Earth Cult destroys a town? I lead the posse to the Earth Cult and shoot (Eldritch Blast) any cultist dead that crosses my path- shouting all the while I want the various leaders to come out and face justice.

Now as part of this- we found the Torture Chamber and the cages with various people locked up.

The thing is- I was told Orna, "Assaulted a Black Priest" and so immediately sidled up to the cage and asked two questions:

1. Wanna beat up more Earth Priests?

"I do."

2. Wanna beat up some Fire Priests after that?

"I will."

So we sprang her and the other three prisoners. And then promptly left the Earth Cult behind since we killed the Prophet and the leader of their aboveground operation plus nabbed their special weapon.

But... Orna's still around. The DM has either entirely forgotten about her or has no plans to do much of anything with her.

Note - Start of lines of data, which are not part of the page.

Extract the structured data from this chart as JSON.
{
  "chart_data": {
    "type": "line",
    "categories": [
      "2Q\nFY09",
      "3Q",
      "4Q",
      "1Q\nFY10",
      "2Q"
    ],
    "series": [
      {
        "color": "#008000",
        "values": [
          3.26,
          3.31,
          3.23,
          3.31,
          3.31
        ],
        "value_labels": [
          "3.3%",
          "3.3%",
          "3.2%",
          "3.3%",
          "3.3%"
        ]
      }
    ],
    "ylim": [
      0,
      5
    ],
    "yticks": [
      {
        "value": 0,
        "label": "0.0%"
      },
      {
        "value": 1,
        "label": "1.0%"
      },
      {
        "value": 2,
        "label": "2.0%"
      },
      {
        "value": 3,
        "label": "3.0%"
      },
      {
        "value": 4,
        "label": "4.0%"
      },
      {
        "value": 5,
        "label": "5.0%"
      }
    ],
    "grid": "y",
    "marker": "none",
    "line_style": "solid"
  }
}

Should I just keep her around? Send her off on her own? What do ya'll normally do when the DM just forgets you've got an extra person following you around?

She's not bad at fighting- 39 HP, 18 AC, and two attacks with a spear (she didn't have a weapon in prison) is nothing to sneeze at. Even at Level 9.

It's just weird that if I'm reading the DM right- that's it. Orna's following us around and isn't going to develop or do anything plotwise ever again. And I'm 99% sure I'm reading the DM right since he's my brother.

----------


## Sigreid

If you're attached, ask the DM if she can be turned into a sidekick.

----------


## Sparky McDibben

Or you can always work with the DM to develop an arc for her. Tell him what kind of conflict she could get into and play it from there.

----------